PLT Kepala Dinas Pendidikan Loteng, HM.Nazili, Rabu (24/11/2020). (Inside Lombok/Ida Rosanti)

Lombok Tengah (Inside Lombok)- Pemda Lombok Tengah (Loteng) memastikan tidak ada kenaikan insentif guru honorer pada tahun 2021 mendatang.

“Di dalam anggaran kita tidak ada perubahan jumlah insentif ini. Masih Rp100 ribu per bulan”,kata PLT Kepala Dinas Pendidikan Loteng, HM.Nazili, Rabu (24/11/2020) di Praya.

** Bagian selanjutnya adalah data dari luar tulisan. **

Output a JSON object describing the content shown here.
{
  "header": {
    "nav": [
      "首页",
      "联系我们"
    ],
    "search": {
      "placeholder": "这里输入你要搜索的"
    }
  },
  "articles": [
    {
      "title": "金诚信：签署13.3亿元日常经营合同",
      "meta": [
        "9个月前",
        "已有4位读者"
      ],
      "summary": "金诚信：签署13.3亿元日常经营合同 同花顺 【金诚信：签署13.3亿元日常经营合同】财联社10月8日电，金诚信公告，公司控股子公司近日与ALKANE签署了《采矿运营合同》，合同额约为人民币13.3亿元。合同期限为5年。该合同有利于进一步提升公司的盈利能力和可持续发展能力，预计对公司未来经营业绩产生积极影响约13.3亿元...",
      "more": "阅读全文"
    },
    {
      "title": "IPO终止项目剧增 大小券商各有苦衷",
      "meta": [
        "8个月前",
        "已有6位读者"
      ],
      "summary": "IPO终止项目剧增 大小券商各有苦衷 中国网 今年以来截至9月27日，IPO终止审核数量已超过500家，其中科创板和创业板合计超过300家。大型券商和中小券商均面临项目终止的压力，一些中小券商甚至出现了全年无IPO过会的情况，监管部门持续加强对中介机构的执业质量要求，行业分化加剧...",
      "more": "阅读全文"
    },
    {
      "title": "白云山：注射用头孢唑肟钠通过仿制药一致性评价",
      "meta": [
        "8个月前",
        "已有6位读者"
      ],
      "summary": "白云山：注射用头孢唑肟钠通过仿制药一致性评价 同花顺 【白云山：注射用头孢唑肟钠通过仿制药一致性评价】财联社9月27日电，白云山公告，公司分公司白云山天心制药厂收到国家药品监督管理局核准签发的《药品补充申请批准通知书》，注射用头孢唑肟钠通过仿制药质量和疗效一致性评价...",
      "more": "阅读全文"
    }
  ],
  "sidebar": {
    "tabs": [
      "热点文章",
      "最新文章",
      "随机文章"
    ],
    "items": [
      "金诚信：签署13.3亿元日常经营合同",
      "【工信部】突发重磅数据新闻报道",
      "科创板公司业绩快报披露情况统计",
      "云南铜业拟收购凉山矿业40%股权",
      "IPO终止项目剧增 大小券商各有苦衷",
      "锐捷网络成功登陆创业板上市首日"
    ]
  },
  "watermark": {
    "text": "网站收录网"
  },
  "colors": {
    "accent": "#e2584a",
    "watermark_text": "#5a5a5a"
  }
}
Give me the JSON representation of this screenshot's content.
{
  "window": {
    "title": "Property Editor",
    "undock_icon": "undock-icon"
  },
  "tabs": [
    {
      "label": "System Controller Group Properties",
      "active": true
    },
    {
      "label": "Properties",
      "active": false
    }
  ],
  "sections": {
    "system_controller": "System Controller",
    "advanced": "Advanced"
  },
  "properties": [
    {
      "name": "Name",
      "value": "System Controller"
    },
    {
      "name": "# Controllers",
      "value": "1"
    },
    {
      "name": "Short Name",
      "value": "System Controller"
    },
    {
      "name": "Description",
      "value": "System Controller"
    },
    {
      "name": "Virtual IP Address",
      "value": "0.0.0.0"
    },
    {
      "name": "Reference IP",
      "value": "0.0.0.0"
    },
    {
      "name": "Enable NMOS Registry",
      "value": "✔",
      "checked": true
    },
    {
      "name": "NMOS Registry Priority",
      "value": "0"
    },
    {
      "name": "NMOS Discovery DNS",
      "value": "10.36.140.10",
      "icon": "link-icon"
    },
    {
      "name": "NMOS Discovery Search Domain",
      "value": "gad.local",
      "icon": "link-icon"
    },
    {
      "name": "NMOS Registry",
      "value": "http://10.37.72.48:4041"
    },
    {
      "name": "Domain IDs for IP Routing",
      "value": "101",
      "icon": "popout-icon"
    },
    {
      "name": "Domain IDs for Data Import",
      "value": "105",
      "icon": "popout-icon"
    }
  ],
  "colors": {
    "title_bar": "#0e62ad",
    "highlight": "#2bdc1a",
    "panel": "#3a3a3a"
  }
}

Dikatakan Nazili, selain mendapatkan insentif sebesar Rp100 ribu per bulan dari Pemda, para guru honorer juga mendapatkan gaji dari dana Bantuan Operasional Sekolah (BOS). Dalam aturan, 50 persen BOS boleh digunakan untuk menggaji guru honorer.

“Tapi yang dituntut naik oleh tenaga honorer yang dialokasikan di APBD. Sementara di APBD hanya mampu Rp100 ribu per bulan”,ujarnya.

Meski diakui bahwa gaji yang diperoleh para guru honorer dari dana BOS ini cukup bervariasi yang tergantung dari jumlah murid dan jumlah guru honorer yang ada di tiap-tiap sekolah.

“Tidak sama di semua sekolah, tergantung jumlah muridnya dan guru honorernya”, katanya.

Oleh sebab itu, ke depan akan dibuat regulasi yang mengatur tentang standar gaji bagi guru honorer yang bersumber dari dan BOS ini. “Paling tidak sama. Jangan di sini dapat Rp200 ribu di sana dapat Rp400 ribu”,katanya.

Dengan adanya regulasi tersebut, diharapkan kesejahteraan guru honor akan meningkat. Meski di satu sisi tidak ada kenaikan insentif dari Pemda.

 

Dikatakan, dana bos boleh dipakai 50 persen untuk gaji guru honorer. Tapi bos itu ditentukan berdasarkan jumlah guru dan muridnya.

Sehingga ke depan akan dibuat regulasi yang mengatur agar besaran gaji honorer ini sama. “Artinya ada kesamaan lah. Tidak berbeda-beda seperti sekarang ini”, katanya.

Biar ada standar. Jangan di sana Rp200 ribu yang lain Rp400 ribu kan”,katanya.